Angew provided a simple explanation of why the code in my OP doesn't work. So is there a workaround? Turns out it is really simple, but the explanation doesn't fit in a comment, so here it is.

As pointed out by Angew, SFINAE only applies at the direct substitution level, so this compiles:

template <typename TT> void testFunc(TT) {}
template <typename TT> void testFunc(typename TT::Foo) {}
int main()
{
    testFunc<int>(3);
}

Indeed the compiler knows to drop the second overload of testFunc : an integer doesn't have a nested Foo type. If SFINAE weren't available at all in C++, this would halt compilation.

Now if you change the above implementation slightly to use a traits-like class, the following completely equivalent code no longer compiles:

template <typename TT>
struct Helper
{
    typedef typename TT::Foo MyFoo;
};
template <typename TT> void testFunc(TT) {}
template <typename TT> void testFunc(typename Helper<TT>::MyFoo) {}

int main()
{
    testFunc<int>(3);
}

because the compiler is "inside" the Helper<int> class when it is resolving the MyFoo typedef; it balks at the int::Foo , direct SFINAE does not apply, so it gives up compilation.

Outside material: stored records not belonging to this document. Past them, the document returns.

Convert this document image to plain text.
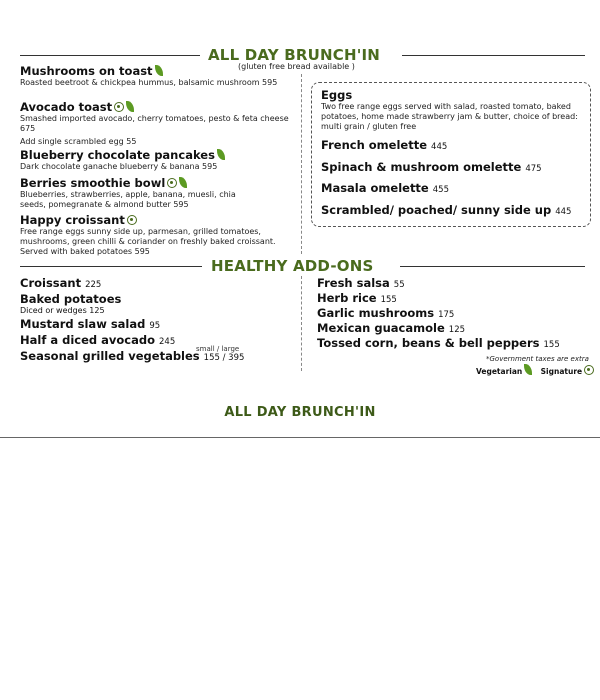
ALL DAY BRUNCH'IN
(gluten free bread available )
Mushrooms on toast
Roasted beetroot & chickpea hummus, balsamic mushroom 595
Avocado toast
Smashed imported avocado, cherry tomatoes, pesto & feta cheese 675
Add single scrambled egg 55
Blueberry chocolate pancakes
Dark chocolate ganache blueberry & banana 595
Berries smoothie bowl
Blueberries, strawberries, apple, banana, muesli, chia seeds, pomegranate & almond butter 595
Happy croissant
Free range eggs sunny side up, parmesan, grilled tomatoes, mushrooms, green chilli & coriander on freshly baked croissant. Served with baked potatoes 595
Eggs
Two free range eggs served with salad, roasted tomato, baked potatoes, home made strawberry jam & butter, choice of bread: multi grain / gluten free
French omelette 445
Spinach & mushroom omelette 475
Masala omelette 455
Scrambled/ poached/ sunny side up 445
HEALTHY ADD-ONS
Croissant 225
Baked potatoes
Diced or wedges 125
Mustard slaw salad 95
Half a diced avocado 245
Seasonal grilled vegetables 155 / 395
small / large
Fresh salsa 55
Herb rice 155
Garlic mushrooms 175
Mexican guacamole 125
Tossed corn, beans & bell peppers 155
*Government taxes are extra
Vegetarian Signature
ALL DAY BRUNCH'IN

You might notice that in my OP, I didn't specify the template parameter explicitly, whereas in the above, I do: that's because the compiler knows param is an int so it matches all testFunc that take int as parameter, it doesn't try all testFunc<int> . In my OP, I didn't need to specify the template parameter explicitly to get the error, because the first function argument did this for me. Let's do away with the method pointer because it clouds the problem, my original problem is exhibited by the following simpler code where I don't explicitly specify the template parameter:

struct Foo
{
    template <typename TT> struct Helper
    {
        typedef typename TT::Foo MyFoo;
    };

    template <typename TT> void bar(TT*, typename Helper<TT>::MyFoo) {}
    template <typename TT> void bar(const char*, TT*) {}
};


int main()
{
    Foo foo; 
    foo.bar("allo", & foo);  // ok
}

The compiler sees the first function call parameter to foo.bar as a const char* , so it knows it has to consider both bar(const char*, Foo*) and bar(const char*, Helper<const char>::MyFoo) . Then inside Helper<const char> it tries to resolve const char::Foo and halts compilation (again direct SFINAE does not apply).

One solution is to drop the Helper and stick to direct nested type:

struct Foo
{
    template <typename TT> void bar(TT*, typename TT::Foo) {}
    template <typename TT> void bar(const char*, TT*) {}
};

However this is not ideal for me because in my actual code my bar() is expecting a method pointer and I'm trying to make this clear in the declaration (though I'm wondering now if the templated typedef helps or hinders, but that's another matter).

The second solution is to use SFINAE to make compiler balk at the bar level. Turns out this is easy to do: define a specialization of Helper for const char that is missing parts:

struct Foo
{
    template <typename TT> struct Helper
    {
        typedef typename TT::Foo MyFoo;
    };
    template <> struct Helper<const char>
    {
    };

    template <typename TT> void bar(TT*, typename Helper<TT>::MyFoo) {}
    template <typename TT> void bar(const char*, TT*) {}
};

Now when the compiler matches TT to const char , it has two overloads to consider:

void bar(const char*, Helper<const char>::MyFoo)
void bar(const char*, Foo*)

But Helper<const char>::MyFoo doesn't exist in the specialization, so SFINAE can be used: the compiler hasn't had to go "inside" Helper<T> .

Those 3 lines for specialization were sufficient to solve the problem.